KB points out that pursuing an REO can cost much more time and money than a prospective buyer expects. Further, the typical home now owned by the bank is sold on an as-is basis, contains products that may not be under warranty and may hold some surprises that result in costly utility bills and the headache of remodeling.

“We send the message home,” he said. “With a brand new home from day one you are buying peace of mind.”

So that they better understand the competition they are up against, McLaury said he takes his sales teams on tours of different foreclosures. They also shop what new builders are offering. “Prices are constantly changing, what builders are offering to get sales is constantly changing.”

In addition to motivating its sales people, involving them in every aspect of the sales process and using them as a conduit for information from prospects, McLaury said that KB has brought brokers “on board.”

“We view our Realtors® as partners,” he said. “We continue to educate them as things are changing. They’re fed up with selling REOs, but they have to show them to clients who want to look at them. They prefer to sell new homes. Foreclosures are not a quick payday anymore, and our four-month cycle is beating them.”

“First-time buyers are focused on the monthly payment,” added Jackson. “With REOs, that’s not in the conversation and there are all those extra costs for retrofits and fix-up.”

Setting New Homes Apart

In Dallas, Houston and San Antonio — where foreclosures are not so profuse — Jackson said that LGI Homes has assembled “a sales and marketing machine” on which it is spending 10% to 15% of its revenues to bring prospective first-time buyers out of their rental apartments. “Their focus is on the monthly payment,” she said, “and they are not even going out and looking at REOs.”

There are so many markets where it is now cheaper to buy than to rent, Jackson said. Even if mortgage rates go up to 6%, which would be low by historical standards, “affordability is ridiculous right now. That’s a message that needs to be out there.”

In the current market, especially where builders are going head to head with foreclosures, “marketing takes a step up in importance.
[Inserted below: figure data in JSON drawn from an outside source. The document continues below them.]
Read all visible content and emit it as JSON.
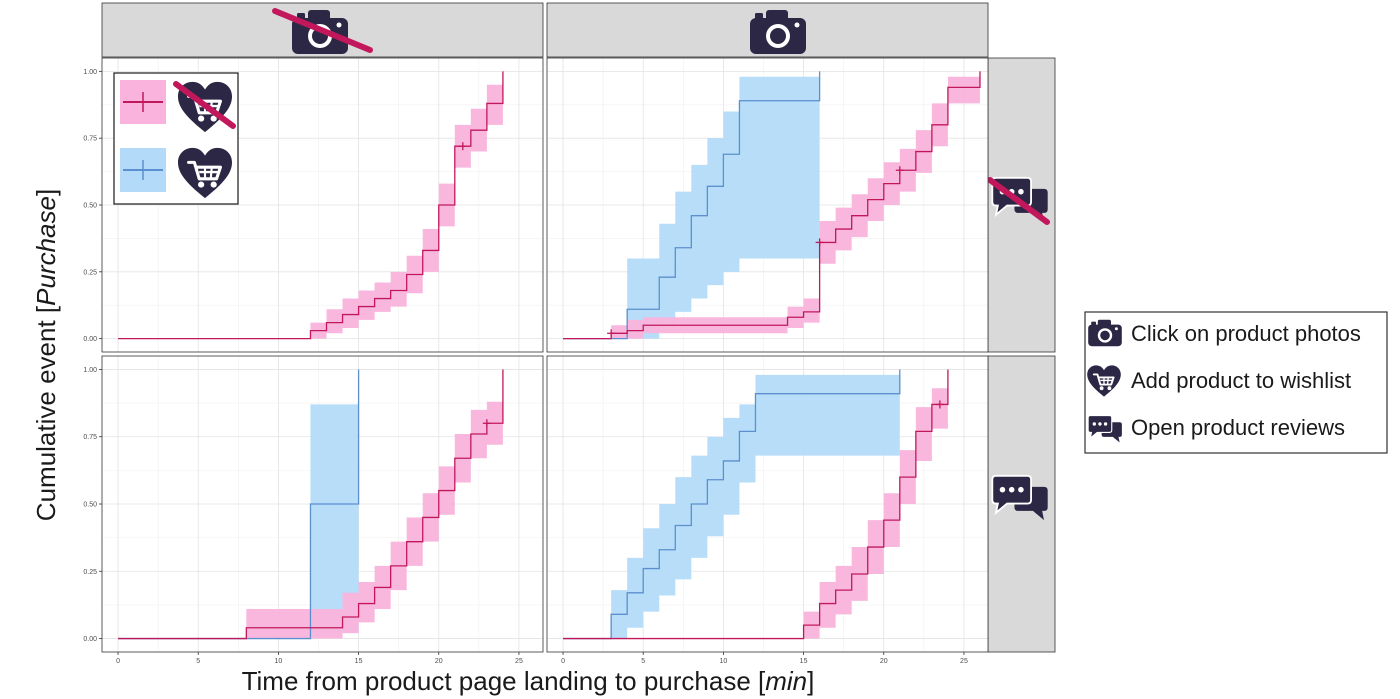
{
  "axes": {
    "xlabel_prefix": "Time from product page landing to purchase [",
    "xlabel_unit": "min",
    "xlabel_suffix": "]",
    "ylabel_prefix": "Cumulative event [",
    "ylabel_event": "Purchase",
    "ylabel_suffix": "]"
  },
  "legend": {
    "items": [
      {
        "icon": "camera-icon",
        "label": "Click on product photos"
      },
      {
        "icon": "heart-cart-icon",
        "label": "Add product to wishlist"
      },
      {
        "icon": "chat-bubbles-icon",
        "label": "Open product reviews"
      }
    ]
  },
  "colors": {
    "no_wishlist_line": "#c2185b",
    "no_wishlist_band": "#f9b3dc",
    "wishlist_line": "#5b8fcf",
    "wishlist_band": "#b3dbf9",
    "overlap_band": "#c9bfe6",
    "strip": "#d9d9d9",
    "icon": "#2b2744",
    "strike": "#c2185b"
  },
  "chart_data": {
    "type": "line",
    "subtype": "step cumulative incidence with confidence bands",
    "xlim": [
      -1,
      26.5
    ],
    "ylim": [
      -0.05,
      1.05
    ],
    "xticks": [
      0,
      5,
      10,
      15,
      20,
      25
    ],
    "yticks": [
      0,
      0.25,
      0.5,
      0.75,
      1
    ],
    "xtick_labels": [
      "0",
      "5",
      "10",
      "15",
      "20",
      "25"
    ],
    "ytick_labels": [
      "0.00",
      "0.25",
      "0.50",
      "0.75",
      "1.00"
    ],
    "grid": true,
    "facet_columns": [
      "no photo click",
      "photo click"
    ],
    "facet_rows": [
      "no reviews opened",
      "reviews opened"
    ],
    "legend_inset": {
      "panel": "top-left",
      "placement": "top-left",
      "entries": [
        "no wishlist",
        "wishlist"
      ]
    },
    "panels": [
      {
        "row": 0,
        "col": 0,
        "series": [
          {
            "group": "no_wishlist",
            "x": [
              0,
              12,
              13,
              14,
              15,
              16,
              17,
              18,
              19,
              20,
              21,
              22,
              23,
              24
            ],
            "y": [
              0,
              0.03,
              0.06,
              0.09,
              0.12,
              0.15,
              0.18,
              0.24,
              0.33,
              0.5,
              0.72,
              0.78,
              0.88,
              1.0
            ],
            "lower": [
              0,
              0,
              0.02,
              0.04,
              0.07,
              0.1,
              0.12,
              0.17,
              0.25,
              0.42,
              0.64,
              0.7,
              0.8,
              0.94
            ],
            "upper": [
              0,
              0.06,
              0.11,
              0.15,
              0.18,
              0.21,
              0.25,
              0.31,
              0.41,
              0.58,
              0.8,
              0.86,
              0.95,
              1.0
            ],
            "censored": [
              {
                "x": 21.5,
                "y": 0.72
              }
            ]
          }
        ]
      },
      {
        "row": 0,
        "col": 1,
        "series": [
          {
            "group": "wishlist",
            "x": [
              0,
              4,
              6,
              7,
              8,
              9,
              10,
              11,
              16
            ],
            "y": [
              0,
              0.11,
              0.23,
              0.34,
              0.46,
              0.57,
              0.69,
              0.89,
              1.0
            ],
            "lower": [
              0,
              0,
              0.05,
              0.1,
              0.15,
              0.2,
              0.25,
              0.3,
              1.0
            ],
            "upper": [
              0,
              0.3,
              0.43,
              0.55,
              0.65,
              0.75,
              0.85,
              0.98,
              1.0
            ]
          },
          {
            "group": "no_wishlist",
            "x": [
              0,
              3,
              4,
              5,
              14,
              15,
              16,
              17,
              18,
              19,
              20,
              21,
              22,
              23,
              24,
              26
            ],
            "y": [
              0,
              0.02,
              0.03,
              0.05,
              0.08,
              0.1,
              0.36,
              0.41,
              0.46,
              0.52,
              0.58,
              0.63,
              0.7,
              0.8,
              0.94,
              1.0
            ],
            "lower": [
              0,
              0,
              0,
              0.02,
              0.04,
              0.06,
              0.28,
              0.33,
              0.38,
              0.44,
              0.5,
              0.55,
              0.62,
              0.72,
              0.88,
              1.0
            ],
            "upper": [
              0,
              0.05,
              0.07,
              0.08,
              0.12,
              0.15,
              0.44,
              0.49,
              0.54,
              0.6,
              0.66,
              0.71,
              0.78,
              0.88,
              0.98,
              1.0
            ],
            "censored": [
              {
                "x": 3,
                "y": 0.02
              },
              {
                "x": 16,
                "y": 0.36
              },
              {
                "x": 21,
                "y": 0.63
              }
            ]
          }
        ]
      },
      {
        "row": 1,
        "col": 0,
        "series": [
          {
            "group": "wishlist",
            "x": [
              0,
              12,
              15
            ],
            "y": [
              0,
              0.5,
              1.0
            ],
            "lower": [
              0,
              0.02,
              1.0
            ],
            "upper": [
              0,
              0.87,
              1.0
            ]
          },
          {
            "group": "no_wishlist",
            "x": [
              0,
              8,
              12,
              14,
              15,
              16,
              17,
              18,
              19,
              20,
              21,
              22,
              23,
              24
            ],
            "y": [
              0,
              0.04,
              0.04,
              0.08,
              0.13,
              0.19,
              0.27,
              0.36,
              0.45,
              0.55,
              0.67,
              0.76,
              0.8,
              1.0
            ],
            "lower": [
              0,
              0,
              0,
              0.02,
              0.06,
              0.11,
              0.18,
              0.27,
              0.36,
              0.46,
              0.58,
              0.67,
              0.72,
              0.94
            ],
            "upper": [
              0,
              0.11,
              0.11,
              0.17,
              0.21,
              0.27,
              0.36,
              0.45,
              0.54,
              0.64,
              0.76,
              0.85,
              0.88,
              1.0
            ],
            "censored": [
              {
                "x": 23,
                "y": 0.8
              }
            ]
          }
        ]
      },
      {
        "row": 1,
        "col": 1,
        "series": [
          {
            "group": "wishlist",
            "x": [
              0,
              3,
              4,
              5,
              6,
              7,
              8,
              9,
              10,
              11,
              12,
              21
            ],
            "y": [
              0,
              0.09,
              0.17,
              0.26,
              0.33,
              0.42,
              0.5,
              0.59,
              0.66,
              0.77,
              0.91,
              1.0
            ],
            "lower": [
              0,
              0,
              0.04,
              0.1,
              0.16,
              0.22,
              0.3,
              0.38,
              0.46,
              0.58,
              0.68,
              1.0
            ],
            "upper": [
              0,
              0.18,
              0.3,
              0.41,
              0.5,
              0.6,
              0.68,
              0.75,
              0.82,
              0.87,
              0.98,
              1.0
            ]
          },
          {
            "group": "no_wishlist",
            "x": [
              0,
              15,
              16,
              17,
              18,
              19,
              20,
              21,
              22,
              23,
              24
            ],
            "y": [
              0,
              0.05,
              0.13,
              0.18,
              0.24,
              0.34,
              0.44,
              0.6,
              0.77,
              0.87,
              1.0
            ],
            "lower": [
              0,
              0,
              0.04,
              0.09,
              0.14,
              0.24,
              0.34,
              0.5,
              0.66,
              0.78,
              0.94
            ],
            "upper": [
              0,
              0.1,
              0.21,
              0.27,
              0.34,
              0.44,
              0.54,
              0.7,
              0.86,
              0.93,
              1.0
            ],
            "censored": [
              {
                "x": 23.5,
                "y": 0.87
              }
            ]
          }
        ]
      }
    ]
  }
}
There are bidding wars over foreclosures in Santa Barbara, but nobody is marketing to the people losing out on these,” Ruiz said.
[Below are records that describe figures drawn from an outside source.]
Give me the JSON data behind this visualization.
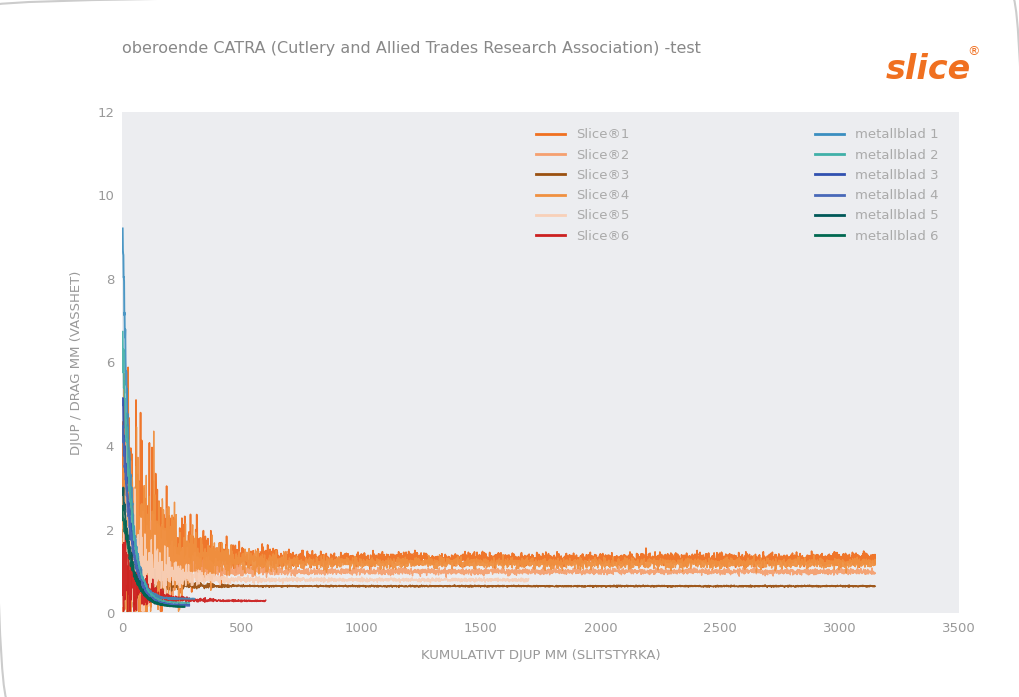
{
  "title": "oberoende CATRA (Cutlery and Allied Trades Research Association) -test",
  "xlabel": "KUMULATIVT DJUP MM (SLITSTYRKA)",
  "ylabel": "DJUP / DRAG MM (VASSHET)",
  "xlim": [
    0,
    3500
  ],
  "ylim": [
    0,
    12
  ],
  "xticks": [
    0,
    500,
    1000,
    1500,
    2000,
    2500,
    3000,
    3500
  ],
  "yticks": [
    0,
    2,
    4,
    6,
    8,
    10,
    12
  ],
  "background_color": "#ffffff",
  "plot_bg_color": "#ecedf0",
  "title_color": "#888888",
  "axis_label_color": "#999999",
  "tick_color": "#999999",
  "slice_colors": [
    "#f07020",
    "#f5a070",
    "#9a5010",
    "#f09040",
    "#f8d0b8",
    "#cc2020"
  ],
  "metal_colors": [
    "#3a8ec0",
    "#40b0a8",
    "#3050b0",
    "#4868b8",
    "#005858",
    "#006850"
  ],
  "legend_text_color": "#aaaaaa",
  "slice_labels": [
    "Slice®1",
    "Slice®2",
    "Slice®3",
    "Slice®4",
    "Slice®5",
    "Slice®6"
  ],
  "metal_labels": [
    "metallblad 1",
    "metallblad 2",
    "metallblad 3",
    "metallblad 4",
    "metallblad 5",
    "metallblad 6"
  ],
  "n_points": 3150,
  "logo_color": "#f07020"
}
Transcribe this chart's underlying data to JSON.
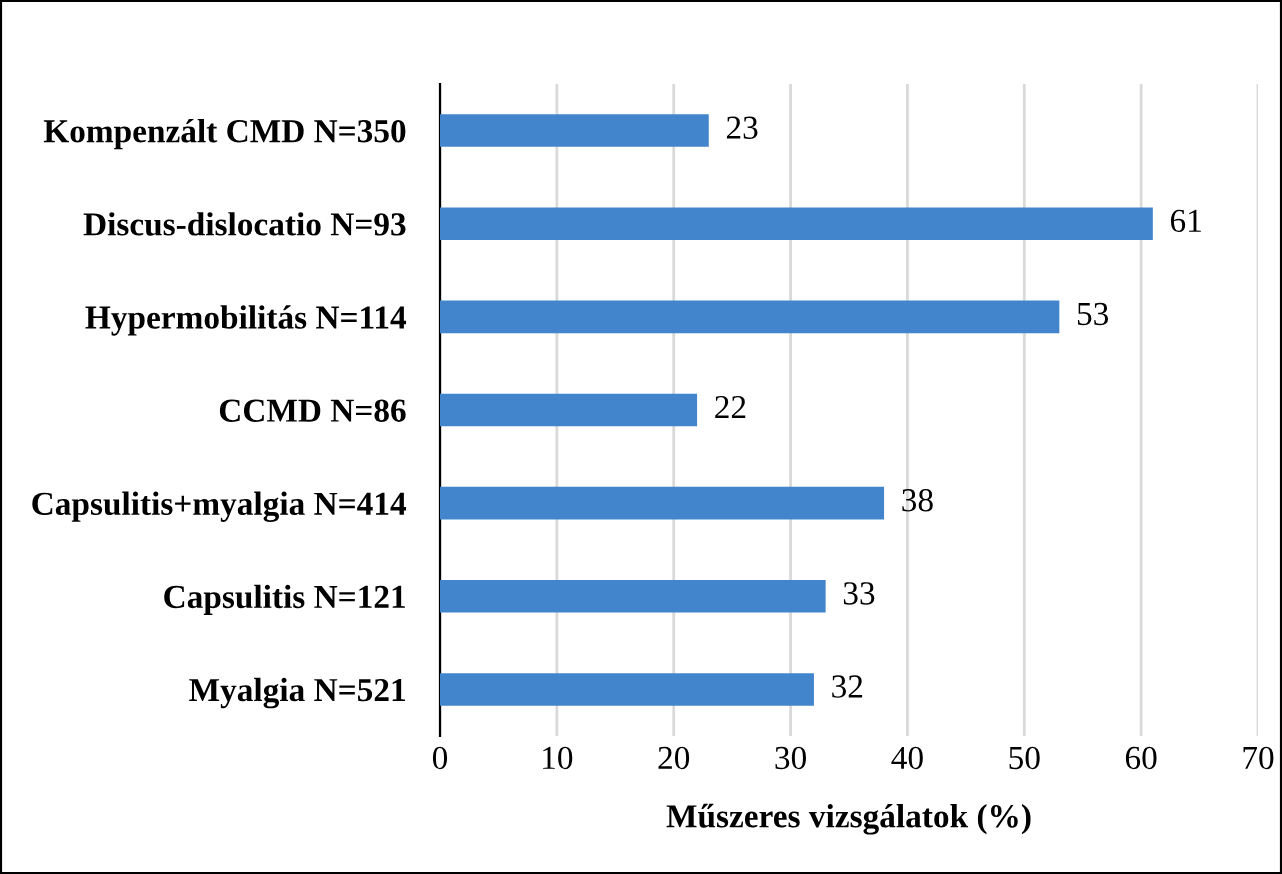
{
  "chart_data": {
    "type": "bar",
    "orientation": "horizontal",
    "xlabel": "Műszeres vizsgálatok (%)",
    "categories": [
      "Kompenzált CMD N=350",
      "Discus-dislocatio N=93",
      "Hypermobilitás N=114",
      "CCMD N=86",
      "Capsulitis+myalgia N=414",
      "Capsulitis N=121",
      "Myalgia N=521"
    ],
    "values": [
      23,
      61,
      53,
      22,
      38,
      33,
      32
    ],
    "color": "#4285cc",
    "xlim": [
      0,
      70
    ],
    "xticks": [
      0,
      10,
      20,
      30,
      40,
      50,
      60,
      70
    ],
    "grid": "x",
    "data_labels": true,
    "legend": false
  }
}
Kerrin West, president of Studio 81 International in Folsom, Calif., stressed the importance of builders differentiating their new homes from the product that was being offered during the boom years.

“In design, before you took what you could get,” West said. “Now we are providing options." Floor plans are becoming more open to meet the needs of a simpler, more casual lifestyle and “formal spaces have gone away. This is a wake-up call that we are on a more conservative path."

West said that at least one single-story home should be included in the lineup to appeal to today’s strong and growing seniors market. Homes should come with specialty space — as small as eight feet square and located near the entrance — that can function as a tech center, reading alcove, wine room or whatever else the owner may have in mind, she said.

Today’s prospects “also want to buy a home that has future potential,” West said. “Our lives are constantly changing” and buyers will be asking themselves if this is a home they want to stay in for a prolonged period of time. “Keep things logical, practical, down-to-earth — not something cute,” she added.